El precio del petróleo Brent superó este viernes los US$90 por barril impulsado por la escalada del conflicto en Medio Oriente. La suba genera preocupación por un eventual traslado a los precios de los combustibles en la Argentina.
Uno de los focos de tensión se ubica en el Estrecho de Ormuz, una vía clave para el transporte de petróleo a nivel global, cuya estabilidad resulta determinante para el abastecimiento energético internacional.
El incremento del precio del crudo tiene efectos mixtos para la economía argentina. Por un lado, mejora el ingreso de divisas a través de las exportaciones energéticas. Se estima que por cada aumento de US$10 en el precio del barril, el país podría recibir unos US$1.300 millones adicionales.
Sin embargo, la contracara es el impacto en los costos internos, especialmente en los combustibles que se venden en los surtidores.
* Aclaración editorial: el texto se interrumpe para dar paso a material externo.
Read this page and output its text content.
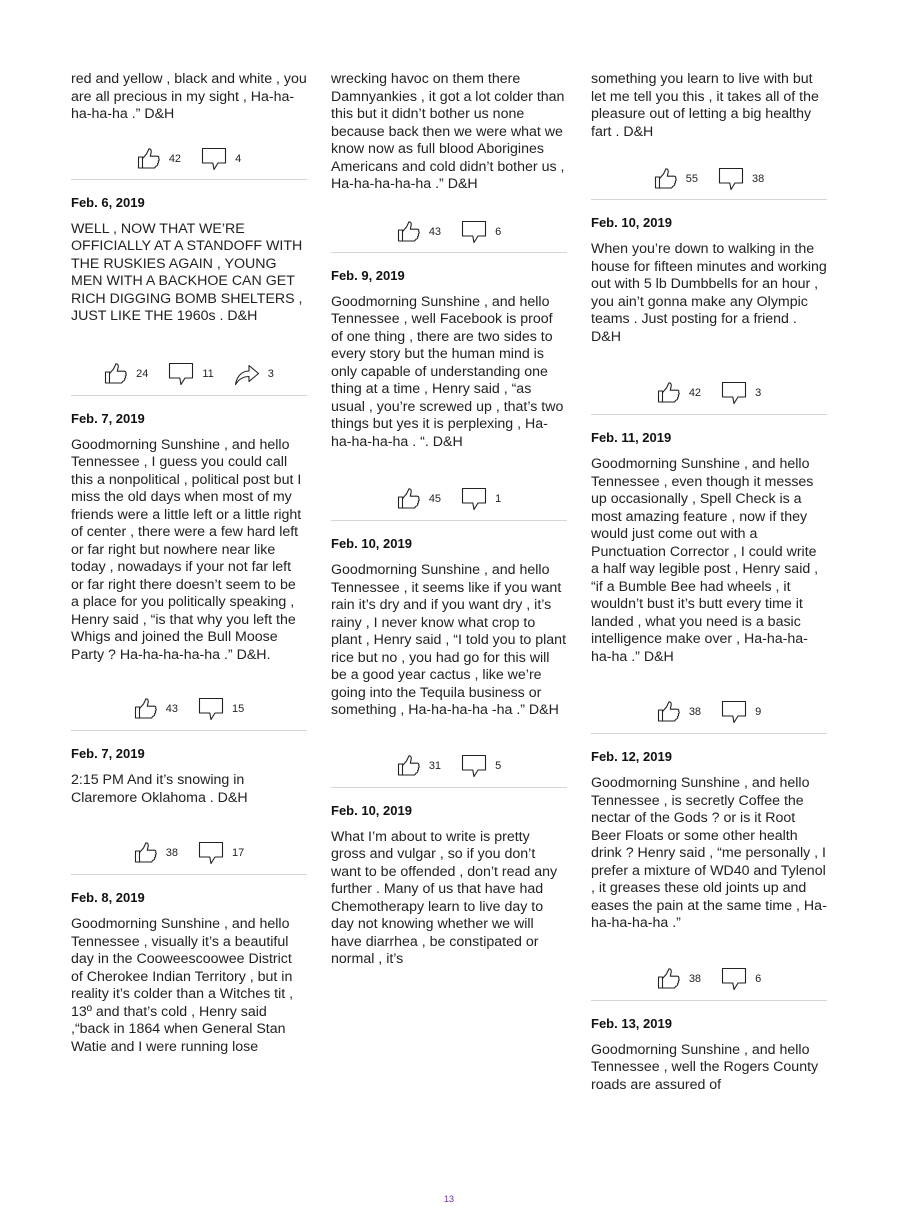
red and yellow , black and white , you are all precious in my sight , Ha-ha-ha-ha-ha .” D&H
42	4
Feb. 6, 2019
WELL , NOW THAT WE’RE OFFICIALLY AT A STANDOFF WITH THE RUSKIES AGAIN , YOUNG MEN WITH A BACKHOE CAN GET RICH DIGGING BOMB SHELTERS , JUST LIKE THE 1960s . D&H
24	11	3
Feb. 7, 2019
Goodmorning Sunshine , and hello Tennessee , I guess you could call this a nonpolitical , political post but I miss the old days when most of my friends were a little left or a little right of center , there were a few hard left or far right but nowhere near like today , nowadays if your not far left or far right there doesn’t seem to be a place for you politically speaking , Henry said , “is that why you left the Whigs and joined the Bull Moose Party ? Ha-ha-ha-ha-ha .” D&H.
43	15
Feb. 7, 2019
2:15 PM And it’s snowing in Claremore Oklahoma . D&H
38	17
Feb. 8, 2019
Goodmorning Sunshine , and hello Tennessee , visually it’s a beautiful day in the Cooweescoowee District of Cherokee Indian Territory , but in reality it’s colder than a Witches tit , 13º and that’s cold , Henry said ,“back in 1864 when General Stan Watie and I were running lose
wrecking havoc on them there Damnyankies , it got a lot colder than this but it didn’t bother us none because back then we were what we know now as full blood Aborigines Americans and cold didn’t bother us , Ha-ha-ha-ha-ha .” D&H
43	6
Feb. 9, 2019
Goodmorning Sunshine , and hello Tennessee , well Facebook is proof of one thing , there are two sides to every story but the human mind is only capable of understanding one thing at a time , Henry said , “as usual , you’re screwed up , that’s two things but yes it is perplexing , Ha-ha-ha-ha-ha . “. D&H
45	1
Feb. 10, 2019
Goodmorning Sunshine , and hello Tennessee , it seems like if you want rain it’s dry and if you want dry , it’s rainy , I never know what crop to plant , Henry said , “I told you to plant rice but no , you had go for this will be a good year cactus , like we’re going into the Tequila business or something , Ha-ha-ha-ha -ha .” D&H
31	5
Feb. 10, 2019
What I’m about to write is pretty gross and vulgar , so if you don’t want to be offended , don’t read any further . Many of us that have had Chemotherapy learn to live day to day not knowing whether we will have diarrhea , be constipated or normal , it’s
something you learn to live with but let me tell you this , it takes all of the pleasure out of letting a big healthy fart . D&H
55	38
Feb. 10, 2019
When you’re down to walking in the house for fifteen minutes and working out with 5 lb Dumbbells for an hour , you ain’t gonna make any Olympic teams . Just posting for a friend . D&H
42	3
Feb. 11, 2019
Goodmorning Sunshine , and hello Tennessee , even though it messes up occasionally , Spell Check is a most amazing feature , now if they would just come out with a Punctuation Corrector , I could write a half way legible post , Henry said , “if a Bumble Bee had wheels , it wouldn’t bust it’s butt every time it landed , what you need is a basic intelligence make over , Ha-ha-ha-ha-ha .” D&H
38	9
Feb. 12, 2019
Goodmorning Sunshine , and hello Tennessee , is secretly Coffee the nectar of the Gods ? or is it Root Beer Floats or some other health drink ? Henry said , “me personally , I prefer a mixture of WD40 and Tylenol , it greases these old joints up and eases the pain at the same time , Ha-ha-ha-ha-ha .”
38	6
Feb. 13, 2019
Goodmorning Sunshine , and hello Tennessee , well the Rogers County roads are assured of
13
El CEO de YPF, Horacio Marín, advirtió que si el Brent se mantiene por encima de los US$80 por barril será difícil evitar un traslado a los precios en el mercado local, aunque aclaró que el ajuste podría aplicarse de manera gradual.
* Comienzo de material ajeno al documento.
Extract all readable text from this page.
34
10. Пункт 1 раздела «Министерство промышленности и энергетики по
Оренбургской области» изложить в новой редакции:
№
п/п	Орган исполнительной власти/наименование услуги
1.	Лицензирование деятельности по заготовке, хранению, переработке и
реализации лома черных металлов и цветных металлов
Mayor costo energético en invierno
Otro efecto del encarecimiento del petróleo es el impacto en la compra de energía para el invierno. Argentina deberá importar Gas Natural Licuado para abastecer la demanda interna, lo que podría implicar un mayor gasto en divisas.
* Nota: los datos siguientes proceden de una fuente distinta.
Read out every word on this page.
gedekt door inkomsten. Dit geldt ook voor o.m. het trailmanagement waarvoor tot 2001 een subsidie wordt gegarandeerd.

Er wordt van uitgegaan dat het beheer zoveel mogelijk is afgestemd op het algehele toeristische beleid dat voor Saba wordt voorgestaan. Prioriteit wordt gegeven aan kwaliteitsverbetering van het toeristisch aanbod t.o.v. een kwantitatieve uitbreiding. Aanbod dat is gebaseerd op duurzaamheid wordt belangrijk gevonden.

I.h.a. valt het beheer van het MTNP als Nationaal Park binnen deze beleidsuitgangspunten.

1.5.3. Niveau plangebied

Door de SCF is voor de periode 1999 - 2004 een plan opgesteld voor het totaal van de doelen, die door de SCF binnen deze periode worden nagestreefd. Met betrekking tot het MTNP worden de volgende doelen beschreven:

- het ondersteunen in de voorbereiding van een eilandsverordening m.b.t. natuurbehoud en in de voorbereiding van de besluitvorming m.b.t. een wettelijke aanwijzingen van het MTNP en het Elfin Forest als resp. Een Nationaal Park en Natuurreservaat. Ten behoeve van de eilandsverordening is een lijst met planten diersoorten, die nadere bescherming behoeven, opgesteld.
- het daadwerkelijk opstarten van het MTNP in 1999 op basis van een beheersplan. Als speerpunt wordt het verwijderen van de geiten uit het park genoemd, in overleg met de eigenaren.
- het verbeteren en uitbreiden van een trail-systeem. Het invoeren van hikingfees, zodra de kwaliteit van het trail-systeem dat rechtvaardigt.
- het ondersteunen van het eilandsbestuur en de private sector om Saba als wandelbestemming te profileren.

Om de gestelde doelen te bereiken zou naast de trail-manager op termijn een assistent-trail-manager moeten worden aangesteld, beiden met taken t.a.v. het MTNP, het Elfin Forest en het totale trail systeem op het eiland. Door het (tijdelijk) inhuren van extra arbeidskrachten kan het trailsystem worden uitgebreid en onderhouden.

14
El economista Enrique Szewach estimó que este sobrecosto podría rondar los US$500 millones adicionales.
Si bien el país redujo sus necesidades energéticas y avanza en proyectos de exportación, aún falta completar la infraestructura necesaria para ampliar el transporte de gas y petróleo desde Vaca Muerta.
En este contexto, el balance energético del país podría mantenerse en terreno positivo, aunque el impacto del encarecimiento del crudo recaería principalmente en los consumidores a través de los precios de los combustibles.